More and more tech leaders are saying that coding is set to be dramatically different in the AI era.
Demis Hassabis, CEO of Google DeepMind, recently shared his perspective on the future of coding, suggesting a paradigm shift towards natural language programming. His vision paints a picture where coding becomes accessible to a much broader audience, including creatives and designers, unlocking unprecedented levels of innovation.

“I think we are entering a new era of coding which is going to be very interesting. I think we’re going to move into a world where – sometimes it’s called ‘vibe coding’ – where you’re basically coding with natural language,” Hassabis said.
“We’ve seen this before with computers. I remember when I first started programming in the 80s, we were doing assembler. Of course, that seems crazy now. Why would you do machine code?
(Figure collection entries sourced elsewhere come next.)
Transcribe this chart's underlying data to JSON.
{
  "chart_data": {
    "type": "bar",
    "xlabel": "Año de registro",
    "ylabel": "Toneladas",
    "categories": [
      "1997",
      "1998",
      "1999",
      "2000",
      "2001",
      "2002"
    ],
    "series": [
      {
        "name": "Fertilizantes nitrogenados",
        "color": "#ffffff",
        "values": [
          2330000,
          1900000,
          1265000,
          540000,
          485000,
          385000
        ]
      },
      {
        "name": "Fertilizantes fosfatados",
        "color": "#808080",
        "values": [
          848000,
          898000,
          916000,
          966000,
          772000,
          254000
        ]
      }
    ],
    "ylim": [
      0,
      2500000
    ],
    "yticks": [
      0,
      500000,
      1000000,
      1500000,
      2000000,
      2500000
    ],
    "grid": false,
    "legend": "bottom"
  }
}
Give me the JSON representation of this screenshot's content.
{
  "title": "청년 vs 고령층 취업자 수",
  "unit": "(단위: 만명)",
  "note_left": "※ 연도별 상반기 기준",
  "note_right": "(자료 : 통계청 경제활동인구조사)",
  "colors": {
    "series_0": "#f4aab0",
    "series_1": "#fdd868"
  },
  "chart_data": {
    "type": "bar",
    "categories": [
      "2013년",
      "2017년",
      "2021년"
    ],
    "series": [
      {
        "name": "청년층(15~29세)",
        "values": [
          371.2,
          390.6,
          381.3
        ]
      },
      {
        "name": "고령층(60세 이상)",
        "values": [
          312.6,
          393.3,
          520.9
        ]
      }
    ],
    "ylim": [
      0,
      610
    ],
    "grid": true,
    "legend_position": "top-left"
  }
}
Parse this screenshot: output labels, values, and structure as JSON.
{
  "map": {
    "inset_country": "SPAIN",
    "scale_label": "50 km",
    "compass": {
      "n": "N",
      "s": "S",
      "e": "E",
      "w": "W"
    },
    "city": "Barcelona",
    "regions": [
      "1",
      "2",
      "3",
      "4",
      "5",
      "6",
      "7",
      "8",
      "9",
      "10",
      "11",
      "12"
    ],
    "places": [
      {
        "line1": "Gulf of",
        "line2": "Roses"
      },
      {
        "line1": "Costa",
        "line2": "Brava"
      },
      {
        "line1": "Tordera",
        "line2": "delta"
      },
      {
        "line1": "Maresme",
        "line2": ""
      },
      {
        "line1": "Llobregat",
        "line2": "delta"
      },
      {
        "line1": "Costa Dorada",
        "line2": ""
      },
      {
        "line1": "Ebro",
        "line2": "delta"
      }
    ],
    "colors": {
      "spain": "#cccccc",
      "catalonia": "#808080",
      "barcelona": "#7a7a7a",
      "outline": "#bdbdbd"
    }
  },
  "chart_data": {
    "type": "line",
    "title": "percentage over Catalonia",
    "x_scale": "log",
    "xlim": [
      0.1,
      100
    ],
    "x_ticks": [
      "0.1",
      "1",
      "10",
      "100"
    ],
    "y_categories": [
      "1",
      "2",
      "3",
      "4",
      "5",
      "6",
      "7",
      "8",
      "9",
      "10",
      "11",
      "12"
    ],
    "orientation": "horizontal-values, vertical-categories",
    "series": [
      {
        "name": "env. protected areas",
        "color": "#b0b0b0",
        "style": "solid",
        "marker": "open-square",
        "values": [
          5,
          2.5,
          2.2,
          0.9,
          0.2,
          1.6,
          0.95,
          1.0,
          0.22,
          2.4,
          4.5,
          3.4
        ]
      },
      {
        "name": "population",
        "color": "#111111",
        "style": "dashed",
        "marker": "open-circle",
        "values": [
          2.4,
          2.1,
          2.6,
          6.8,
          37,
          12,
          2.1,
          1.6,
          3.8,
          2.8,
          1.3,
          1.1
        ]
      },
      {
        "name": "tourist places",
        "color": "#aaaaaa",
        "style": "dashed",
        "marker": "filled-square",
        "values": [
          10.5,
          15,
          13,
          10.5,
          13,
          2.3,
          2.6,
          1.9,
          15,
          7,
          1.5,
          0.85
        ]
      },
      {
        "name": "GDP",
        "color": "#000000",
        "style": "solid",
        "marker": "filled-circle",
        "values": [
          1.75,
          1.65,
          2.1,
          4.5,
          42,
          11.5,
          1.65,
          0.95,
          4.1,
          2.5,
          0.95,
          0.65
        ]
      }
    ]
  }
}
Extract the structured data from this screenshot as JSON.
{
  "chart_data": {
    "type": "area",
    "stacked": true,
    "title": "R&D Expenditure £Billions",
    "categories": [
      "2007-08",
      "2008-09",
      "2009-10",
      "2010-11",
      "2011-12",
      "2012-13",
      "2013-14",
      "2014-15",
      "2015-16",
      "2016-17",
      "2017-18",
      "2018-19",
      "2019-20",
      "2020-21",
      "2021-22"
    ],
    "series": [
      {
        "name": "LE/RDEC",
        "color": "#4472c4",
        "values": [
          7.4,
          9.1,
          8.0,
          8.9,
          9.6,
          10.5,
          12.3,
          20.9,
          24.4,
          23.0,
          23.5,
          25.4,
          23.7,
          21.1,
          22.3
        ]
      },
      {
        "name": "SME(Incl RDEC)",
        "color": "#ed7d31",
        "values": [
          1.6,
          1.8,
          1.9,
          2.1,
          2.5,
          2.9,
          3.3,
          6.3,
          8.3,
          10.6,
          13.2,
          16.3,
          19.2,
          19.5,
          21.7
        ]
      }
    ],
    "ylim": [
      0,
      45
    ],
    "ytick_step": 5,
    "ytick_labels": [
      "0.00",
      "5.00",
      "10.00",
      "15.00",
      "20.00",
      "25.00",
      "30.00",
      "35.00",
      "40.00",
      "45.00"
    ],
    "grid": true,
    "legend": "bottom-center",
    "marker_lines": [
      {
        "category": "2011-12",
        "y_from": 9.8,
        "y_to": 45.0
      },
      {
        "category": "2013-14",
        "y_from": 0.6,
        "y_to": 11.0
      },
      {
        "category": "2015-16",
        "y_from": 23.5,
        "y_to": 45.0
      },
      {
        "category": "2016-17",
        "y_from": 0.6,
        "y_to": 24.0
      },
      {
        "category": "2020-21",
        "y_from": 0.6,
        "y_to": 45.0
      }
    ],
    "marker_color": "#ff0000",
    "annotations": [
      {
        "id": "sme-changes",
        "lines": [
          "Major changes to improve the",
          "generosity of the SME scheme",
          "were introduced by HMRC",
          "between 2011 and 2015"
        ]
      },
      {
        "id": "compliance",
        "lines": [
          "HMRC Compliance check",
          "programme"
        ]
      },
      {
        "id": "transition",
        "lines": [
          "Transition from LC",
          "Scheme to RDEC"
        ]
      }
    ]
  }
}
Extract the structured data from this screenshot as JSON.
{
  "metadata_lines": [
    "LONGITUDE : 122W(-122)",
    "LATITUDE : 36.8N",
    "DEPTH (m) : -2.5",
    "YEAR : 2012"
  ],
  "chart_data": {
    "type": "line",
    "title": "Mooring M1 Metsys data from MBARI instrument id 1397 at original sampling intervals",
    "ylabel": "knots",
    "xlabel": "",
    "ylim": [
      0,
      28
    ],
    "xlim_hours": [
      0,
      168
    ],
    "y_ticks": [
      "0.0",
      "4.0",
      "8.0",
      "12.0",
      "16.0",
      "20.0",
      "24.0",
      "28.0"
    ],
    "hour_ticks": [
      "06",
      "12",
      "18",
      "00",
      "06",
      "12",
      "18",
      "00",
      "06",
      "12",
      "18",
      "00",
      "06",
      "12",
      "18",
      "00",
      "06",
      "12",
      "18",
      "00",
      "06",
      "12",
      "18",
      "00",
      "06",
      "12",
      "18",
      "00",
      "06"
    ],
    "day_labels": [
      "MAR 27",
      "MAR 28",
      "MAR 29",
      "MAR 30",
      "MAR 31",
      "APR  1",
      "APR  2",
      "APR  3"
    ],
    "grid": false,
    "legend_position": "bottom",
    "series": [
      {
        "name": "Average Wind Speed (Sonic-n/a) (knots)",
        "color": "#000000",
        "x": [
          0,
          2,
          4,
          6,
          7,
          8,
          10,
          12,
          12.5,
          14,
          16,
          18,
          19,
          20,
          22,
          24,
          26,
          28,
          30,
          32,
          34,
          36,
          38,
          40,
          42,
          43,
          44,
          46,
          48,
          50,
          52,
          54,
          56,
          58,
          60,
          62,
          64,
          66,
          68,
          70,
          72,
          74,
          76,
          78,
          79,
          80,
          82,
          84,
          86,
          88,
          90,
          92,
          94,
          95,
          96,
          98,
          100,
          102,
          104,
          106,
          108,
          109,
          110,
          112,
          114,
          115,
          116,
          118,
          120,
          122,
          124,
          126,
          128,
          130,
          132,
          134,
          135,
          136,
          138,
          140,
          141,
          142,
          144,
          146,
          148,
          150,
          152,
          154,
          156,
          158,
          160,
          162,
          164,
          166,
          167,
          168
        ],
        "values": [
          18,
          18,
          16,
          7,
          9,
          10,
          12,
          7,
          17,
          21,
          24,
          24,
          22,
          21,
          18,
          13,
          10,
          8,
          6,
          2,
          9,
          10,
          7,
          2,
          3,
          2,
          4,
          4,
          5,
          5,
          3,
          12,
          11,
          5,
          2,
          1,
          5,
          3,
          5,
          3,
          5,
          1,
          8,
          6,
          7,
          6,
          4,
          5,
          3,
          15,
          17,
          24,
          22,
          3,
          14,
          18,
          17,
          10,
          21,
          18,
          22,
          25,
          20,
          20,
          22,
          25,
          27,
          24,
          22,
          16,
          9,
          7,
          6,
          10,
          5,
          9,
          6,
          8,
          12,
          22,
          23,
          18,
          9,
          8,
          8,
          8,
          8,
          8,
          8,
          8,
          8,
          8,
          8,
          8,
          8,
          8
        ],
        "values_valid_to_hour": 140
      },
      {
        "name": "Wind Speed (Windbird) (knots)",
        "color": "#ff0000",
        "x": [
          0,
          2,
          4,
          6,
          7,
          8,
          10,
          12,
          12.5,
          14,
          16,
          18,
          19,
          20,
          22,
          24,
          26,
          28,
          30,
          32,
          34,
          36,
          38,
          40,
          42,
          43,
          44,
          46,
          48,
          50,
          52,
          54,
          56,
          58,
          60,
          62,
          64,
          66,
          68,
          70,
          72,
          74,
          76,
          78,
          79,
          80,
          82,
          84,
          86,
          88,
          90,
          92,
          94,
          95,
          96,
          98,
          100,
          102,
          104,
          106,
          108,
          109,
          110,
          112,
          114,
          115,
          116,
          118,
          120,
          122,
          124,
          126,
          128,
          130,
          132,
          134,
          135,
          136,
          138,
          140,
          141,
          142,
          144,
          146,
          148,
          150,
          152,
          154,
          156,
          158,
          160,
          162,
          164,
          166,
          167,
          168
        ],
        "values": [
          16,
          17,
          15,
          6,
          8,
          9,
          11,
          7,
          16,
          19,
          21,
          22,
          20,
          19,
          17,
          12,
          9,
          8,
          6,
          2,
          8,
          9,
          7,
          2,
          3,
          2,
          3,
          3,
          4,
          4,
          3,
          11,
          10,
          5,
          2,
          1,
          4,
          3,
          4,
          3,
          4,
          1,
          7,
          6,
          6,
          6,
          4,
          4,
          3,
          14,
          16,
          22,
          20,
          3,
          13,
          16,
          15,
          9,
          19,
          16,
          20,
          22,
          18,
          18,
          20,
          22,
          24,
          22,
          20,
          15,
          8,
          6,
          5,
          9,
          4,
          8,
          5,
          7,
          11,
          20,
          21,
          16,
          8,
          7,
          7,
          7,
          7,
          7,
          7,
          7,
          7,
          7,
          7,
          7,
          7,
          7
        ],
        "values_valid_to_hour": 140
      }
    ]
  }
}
You just, you know, you start with C and then you get Python, and so on.”
“Really, one could see this as the natural evolution of going higher and higher up the abstraction stack of programming languages, leaving more of the lower-level implementation details to the compiler.”
“Now one could just view this as the natural sort of final step: we just use natural language. Then everything is a high-level program, a super high-level programming language.”
“I think eventually that’s what we may get to. The exciting thing there is that, of course, it makes coding accessible to a whole new range of people – creatives who normally would not have been able to implement their ideas without the help of teams of programmers – designers, game designers, writers. So that’s going to be pretty exciting, I think, from the creativity point of view,” Hassabis said.
Hassabis isn’t the only tech leader who’s said that programming will soon look very different. OpenAI CEO Sam Altman has said that the world’s best coder will be an AI by the end of the year. Microsoft CTO Kevin Scott has said that 95% of code will be written by AI in the next five years, and Anthropic CEO Dario Amodei feels that we’ll get there much sooner. All this means that humans will likely simply give instructions in English of what they want to accomplish, while the actual coding will be done by computers.
This could democratize coding to previously unthinkable levels. The learning curve of being able to program could become substantially smaller, opening up coding to all kinds of non-technical people. This could negatively impact some coders, but others, who can create products and market them, could find themselves being several times more effective than they were previously. It’s a time of great change in coding, and coders and non-coders would do well to keep an eye on the rapidly changing landscape.